A note about chalk: We use plain old white chalk and our toddler’s sidewalk chalk with no issues. But be really careful about “chalk” type pens that are used for art and weddings/signage etc. They can be practically permanent and you may have to just repaint over them. So if you have any of these, make sure to put them away in a different art area and let your family know!
A note about our kitchen helper tower. If you have toddlers, a kitchen learning tower is also an amazing life saver of a kitchen item. Our kitchen is pretty small, and a lot of the popular towers are pretty wide. I ended up finding this more minimalist tower by UNICOO.
It fits just perfectly up to our IKEA kitchen cart.

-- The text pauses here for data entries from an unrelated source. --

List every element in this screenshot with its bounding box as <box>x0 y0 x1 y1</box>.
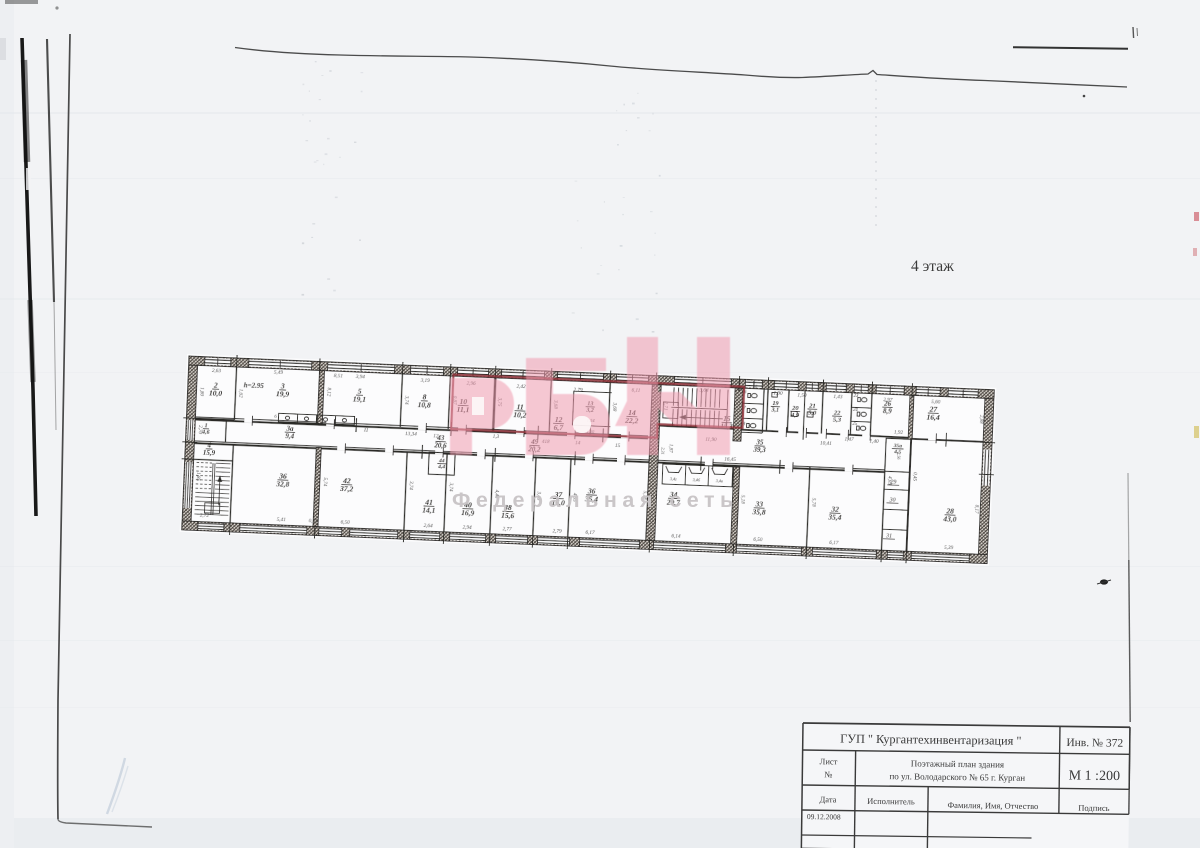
svg-text:3,74: 3,74 <box>408 481 413 490</box>
svg-text:2,70: 2,70 <box>197 425 202 434</box>
svg-text:10,2: 10,2 <box>513 410 527 420</box>
svg-text:3,68: 3,68 <box>611 402 616 411</box>
svg-text:16,45: 16,45 <box>724 456 736 463</box>
svg-text:6,17: 6,17 <box>829 540 839 546</box>
svg-text:14,1: 14,1 <box>422 506 435 516</box>
svg-text:10,8: 10,8 <box>417 400 431 410</box>
svg-text:10,41: 10,41 <box>820 440 832 447</box>
svg-text:35,4: 35,4 <box>827 513 842 523</box>
svg-text:Исполнитель: Исполнитель <box>867 796 915 807</box>
svg-text:2,63: 2,63 <box>212 368 222 374</box>
svg-text:25: 25 <box>852 422 858 427</box>
svg-text:М 1 :200: М 1 :200 <box>1069 768 1121 784</box>
svg-text:11: 11 <box>364 427 369 433</box>
svg-text:10,0: 10,0 <box>209 389 223 399</box>
svg-text:6,14: 6,14 <box>671 532 681 539</box>
svg-text:35,8: 35,8 <box>751 507 766 517</box>
svg-text:1,80: 1,80 <box>198 387 203 396</box>
svg-text:6,50: 6,50 <box>753 537 763 543</box>
svg-text:h=2.95: h=2.95 <box>244 381 265 390</box>
svg-text:1,85: 1,85 <box>195 472 200 481</box>
svg-text:Федеральная сеть: Федеральная сеть <box>452 488 739 512</box>
svg-text:5,49: 5,49 <box>274 369 284 376</box>
svg-text:2,88: 2,88 <box>978 415 983 424</box>
svg-text:43,0: 43,0 <box>942 514 957 524</box>
svg-text:32,8: 32,8 <box>275 479 290 489</box>
svg-text:2,94: 2,94 <box>462 524 472 531</box>
svg-text:1,40: 1,40 <box>869 438 879 445</box>
svg-text:6,50: 6,50 <box>340 519 350 525</box>
svg-text:16,4: 16,4 <box>926 413 940 423</box>
svg-text:5,18: 5,18 <box>739 495 744 504</box>
svg-text:2,77: 2,77 <box>502 526 512 532</box>
svg-text:5,60: 5,60 <box>931 399 941 405</box>
svg-text:1,3: 1,3 <box>493 434 500 440</box>
svg-text:3,1: 3,1 <box>770 408 779 414</box>
svg-text:1,50: 1,50 <box>797 393 807 399</box>
svg-text:1,90: 1,90 <box>773 391 783 397</box>
svg-text:3,74: 3,74 <box>403 396 408 405</box>
svg-text:13,34: 13,34 <box>405 430 417 437</box>
svg-text:Поэтажный план здания: Поэтажный план здания <box>911 758 1004 769</box>
svg-text:8,17: 8,17 <box>973 505 978 514</box>
svg-text:3,19: 3,19 <box>421 378 431 384</box>
svg-text:2,72: 2,72 <box>200 513 210 519</box>
svg-text:2,79: 2,79 <box>552 528 562 534</box>
svg-text:ГУП " Кургантехинвентаризация: ГУП " Кургантехинвентаризация " <box>840 731 1021 747</box>
svg-text:3,94: 3,94 <box>356 373 366 380</box>
svg-text:1,87: 1,87 <box>667 444 672 453</box>
svg-text:№: № <box>824 769 832 779</box>
svg-text:6,17: 6,17 <box>585 530 595 536</box>
svg-text:5,74: 5,74 <box>322 477 327 486</box>
svg-text:0,45: 0,45 <box>911 472 916 481</box>
svg-text:12: 12 <box>433 433 439 439</box>
svg-text:8,12: 8,12 <box>325 387 330 396</box>
svg-text:5,0: 5,0 <box>808 410 817 417</box>
svg-text:0,25: 0,25 <box>309 518 319 524</box>
svg-text:5,41: 5,41 <box>277 516 287 523</box>
svg-text:4,03: 4,03 <box>886 476 891 485</box>
svg-text:2,64: 2,64 <box>423 522 433 529</box>
svg-text:15,9: 15,9 <box>203 449 216 458</box>
svg-text:2,42: 2,42 <box>516 383 526 390</box>
svg-text:2,79: 2,79 <box>573 387 583 393</box>
svg-text:19,9: 19,9 <box>276 389 290 399</box>
svg-text:1,92: 1,92 <box>894 430 904 436</box>
svg-text:20,6: 20,6 <box>433 442 447 451</box>
svg-text:8,51: 8,51 <box>334 373 344 379</box>
svg-text:15,6: 15,6 <box>501 511 515 521</box>
svg-text:24: 24 <box>853 408 859 413</box>
svg-text:5,39: 5,39 <box>944 545 954 551</box>
svg-text:23: 23 <box>853 394 859 399</box>
svg-text:Фамилия, Имя, Отчество: Фамилия, Имя, Отчество <box>947 800 1038 811</box>
svg-text:1,47: 1,47 <box>844 436 854 443</box>
svg-text:4 этаж: 4 этаж <box>911 258 954 275</box>
svg-text:19,1: 19,1 <box>353 395 366 405</box>
svg-text:1,62: 1,62 <box>237 389 242 398</box>
svg-text:5,3: 5,3 <box>833 417 842 424</box>
svg-text:15: 15 <box>615 443 621 449</box>
svg-text:5,78: 5,78 <box>810 498 815 507</box>
svg-text:Лист: Лист <box>820 756 838 766</box>
svg-text:37,2: 37,2 <box>339 484 354 494</box>
svg-text:4,4: 4,4 <box>437 464 445 470</box>
svg-text:Дата: Дата <box>819 794 836 804</box>
svg-text:9,4: 9,4 <box>285 432 295 440</box>
svg-text:4,9: 4,9 <box>790 412 800 419</box>
svg-text:Подпись: Подпись <box>1078 803 1109 813</box>
svg-text:по ул. Володарского № 65 г.: по ул. Володарского № 65 г. Курган <box>889 771 1025 783</box>
svg-text:39,3: 39,3 <box>752 446 766 455</box>
svg-text:09.12.2008: 09.12.2008 <box>807 812 841 821</box>
svg-text:1,43: 1,43 <box>833 393 843 400</box>
svg-text:8,9: 8,9 <box>883 407 893 415</box>
svg-text:2,97: 2,97 <box>883 397 893 403</box>
svg-text:Инв. № 372: Инв. № 372 <box>1066 737 1123 750</box>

I love this spot for it because it’s the only wall in the kitchen that it wouldn’t be tripped over. Safety-wise, he’s been using this since around 18 months old. I keep only a cutting board, toaster and his kitchen clean up rags on the top of the cart. So I knew he wouldn’t be climbing up to a dangerous spot, happening upon a knife or something that could break etc. It’s usually an empty-ish top and then I’ll bring things to it. For example, if he’s helping me cook something or he’s watching me food prep etc.